Si vedrà cosa farà il vertice di AstraZeneca con le proprie azioni in portafoglio, quando le nuove vendite a “prezzi di mercato” porteranno la marea di ricavi e utili di cui hanno beneficiato gli altri.
“La Germania è in balia di una sindemia”
Emilio Gianicolo è un epidemiologo italiano, da quasi un decennio lavora all’Università di Mainz, una delle più importanti della Germania. Dall’inizio della pandemia studia la diffusione del virus negli ambienti familiari.
La Germania sta male?
Sì, l’incidenza è in crescita costante da settembre. Ma ci sono delle differenze tra le varie aree. In Baviera e Sassonia la situazione è pessima, però alcune regioni, come la Renania Palatinato dove mi trovo, hanno dati migliori rispetto a quelli del Nord-est italiano.
Le terapie intensive, le più grandi d’Europa, sono in affanno. Come mai?
Purtroppo non sono sufficienti i posti letto, servono anche le persone in grado di farli funzionari. C’è stata una fuga dei professionali dalle terapie intensive. Il paziente Covid richiede molta attenzione. E per formare medici e infermieri per le terapie intensive ci vogliono cinque anni.
Cosa è andato male?
La vaccinazione. Un tema da affrontare è quali sono le categorie di persone che non si sono vaccinate. Da un nostro studio emerge maggiore resistenza a vaccinarsi nelle categorie socioeconomiche più svantaggiate. Abbiamo un problema come sanità pubblica nel raggiungere alcune fasce della popolazione per le quali la vaccinazione non è una priorità. Sappiamo per esempio che le terapie intensive sono prevalentemente occupate da persone con un passato migrante. Parliamo di sindemia nata nell’interazione tra pandemia e disagio socio-economico.
Sembra che il governo tedesco fosse pronto ad accettare il rischio di una pandemia per i non vaccinati?

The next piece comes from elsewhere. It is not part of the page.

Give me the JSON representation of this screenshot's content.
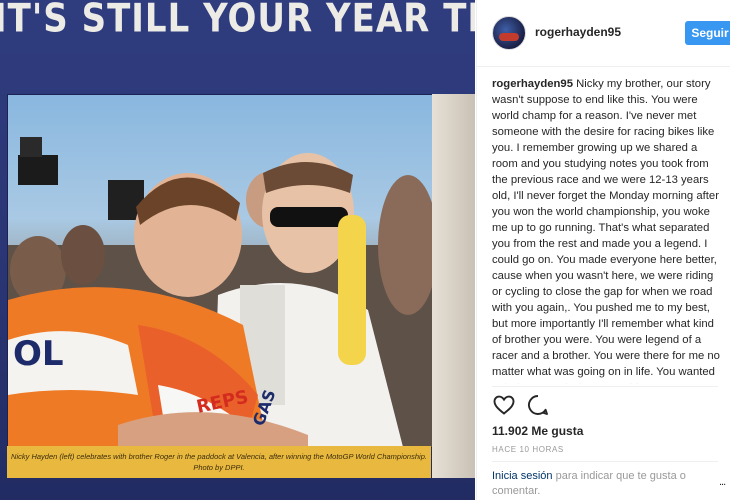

Non penso. Si è pensato che il 70% di vaccinati fosse sufficiente per un’immunità di gregge. La variante Delta ha cambiato le carte in tavola, alzando la soglia.
La vaccinazione obbligatoria è un’opzione?
Non ci si potrà mai arrivare qui. È contrario alla filosofia e alla storia di questo paese. Ci sarà consenso, imporranno multe, ma vaccinare chi non vuole sarà logisticamente impossibile.
Spagna e Portogallo sembrano stare bene. La Francia, seppur con tasso di vaccinazione simile a quello tedesco, sta meglio. Quanto incide il clima con la quarta ondata?
È un fattore importante, ma le valutazioni potremo farle solo a emergenza finita. Se pensiamo a come è iniziata la pandemia nel Nord Italia e qual è la situazione oggi dobbiamo considerare cosa è cambiato: variante Delta, vaccinazioni, mobilità delle persone, quantità dei test.
Sui test la Germania ha cambiato idea più volte: gratuiti, poi a pagamento e adesso nuovamente gratis. Qual è l’atteggiamento giusto?
I test devono essere gratuiti. Sovente chi ha più bisogno di essere testato ha meno possibilità di pagare. Chi non ha intenzione di vaccinarsi deve essere testato per andare a lavoro o per fare una vita sociale. È uno strumento per limitare la pandemia.
Come se ne esce?
Tra le persone non ancora vaccinate c’è una quota disposta a farlo. Dobbiamo puntare a quelle.